I am working on a project, where we are trying to introduce a searchframework. We are about to start development soon, we have only done some poc-work up till now. We are struggling with estimatesfor hardware. I am uncertain if our performance requirements can be met using a single server setup, or if we need to go for a replicated, or distrbuted solution.
Here are our main requirements
- Search in semi-structured data
- Documents contains 15 fields all of whom should be searchable
- Mostly numeric id’s
- Dates
- Names
- 10+ millions documents in index
- 30-40 updates, in batches every minute
- <100 ms response time searches with several boolean operators for 100 + queries pr minute
Questions
1) Is it feasible to get this performance on a singleserver setup?
2) If not what is an appropriate setup to meet the performance requirements.
3) We are considering several frameworks on top of Lucene, amongst them Solr and Zoie.
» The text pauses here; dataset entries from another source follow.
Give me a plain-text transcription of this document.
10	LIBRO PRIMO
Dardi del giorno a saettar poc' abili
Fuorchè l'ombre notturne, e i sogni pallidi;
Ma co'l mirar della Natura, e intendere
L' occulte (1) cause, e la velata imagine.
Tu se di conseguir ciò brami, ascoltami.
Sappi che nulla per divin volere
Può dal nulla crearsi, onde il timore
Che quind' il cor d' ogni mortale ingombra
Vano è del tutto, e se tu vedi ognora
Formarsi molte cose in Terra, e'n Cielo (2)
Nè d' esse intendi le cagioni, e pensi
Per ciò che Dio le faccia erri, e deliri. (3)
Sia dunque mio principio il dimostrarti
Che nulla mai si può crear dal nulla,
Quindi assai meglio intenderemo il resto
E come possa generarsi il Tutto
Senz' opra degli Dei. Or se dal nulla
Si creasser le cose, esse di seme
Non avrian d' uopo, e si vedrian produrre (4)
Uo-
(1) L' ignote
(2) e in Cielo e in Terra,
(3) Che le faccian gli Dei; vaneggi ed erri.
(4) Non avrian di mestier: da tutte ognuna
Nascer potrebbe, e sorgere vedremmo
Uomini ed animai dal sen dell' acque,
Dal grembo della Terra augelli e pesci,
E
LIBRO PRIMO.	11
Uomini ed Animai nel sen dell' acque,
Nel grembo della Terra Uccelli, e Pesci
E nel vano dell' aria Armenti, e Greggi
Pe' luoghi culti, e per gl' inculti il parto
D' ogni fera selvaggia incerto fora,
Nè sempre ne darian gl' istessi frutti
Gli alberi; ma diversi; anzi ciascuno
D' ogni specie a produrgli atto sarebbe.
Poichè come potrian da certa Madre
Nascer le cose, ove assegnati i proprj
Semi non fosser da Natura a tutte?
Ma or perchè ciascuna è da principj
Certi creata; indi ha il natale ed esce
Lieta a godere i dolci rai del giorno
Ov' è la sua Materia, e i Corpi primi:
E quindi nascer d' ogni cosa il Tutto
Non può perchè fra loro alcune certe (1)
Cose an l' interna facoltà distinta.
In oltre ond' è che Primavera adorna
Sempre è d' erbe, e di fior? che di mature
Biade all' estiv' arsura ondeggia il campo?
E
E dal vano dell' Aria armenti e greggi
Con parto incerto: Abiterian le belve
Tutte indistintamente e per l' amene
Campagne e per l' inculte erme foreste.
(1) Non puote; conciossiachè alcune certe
What distributed architecture would be necessary to handle the descibed load and performance requirements.
Yes, I think so. But it’s a kind of “borderline” (I hope you know, what I mean)
What you need is enough RAM and CPU power. Finlay it depends on the size of “big” fileds, like fulltexte or so and the size of your database.
In comparison I use lucene with 1.2 million docs, 7 fileds, mostly short fileds (date,numbers,..) but also including one big textfield (500-5000 characters). The size of this mysql database (which is indexed by lucene) is 1-2 GB. The System runs on an small single CPU VMware Host with 4GB of RAM. The Fulltext-Search results returned in 100-400ms.
If you don’t have big textfields, your results will return faster. (depending on the kind of search -> for example facettet search)
For example: an facetet search on an char(255) Filed, returned in <70ms
Probably for your configuration an non visualized Hardware with lots of memory (>32GB) and >8 cores would be useful.
does it mean 30-40 new documents per minute? that’s no problem!
30-40 updates per minute with lots of new documents would be more challenging.
Additional you should optimize your index periodically (for example nightly)
Solr is running as an tomcat application. Here you have to define for example the RAM (look above), which is assigned to your search engine.
There are different possibilities to split your index (for more performance or faster update), clustering is also possible.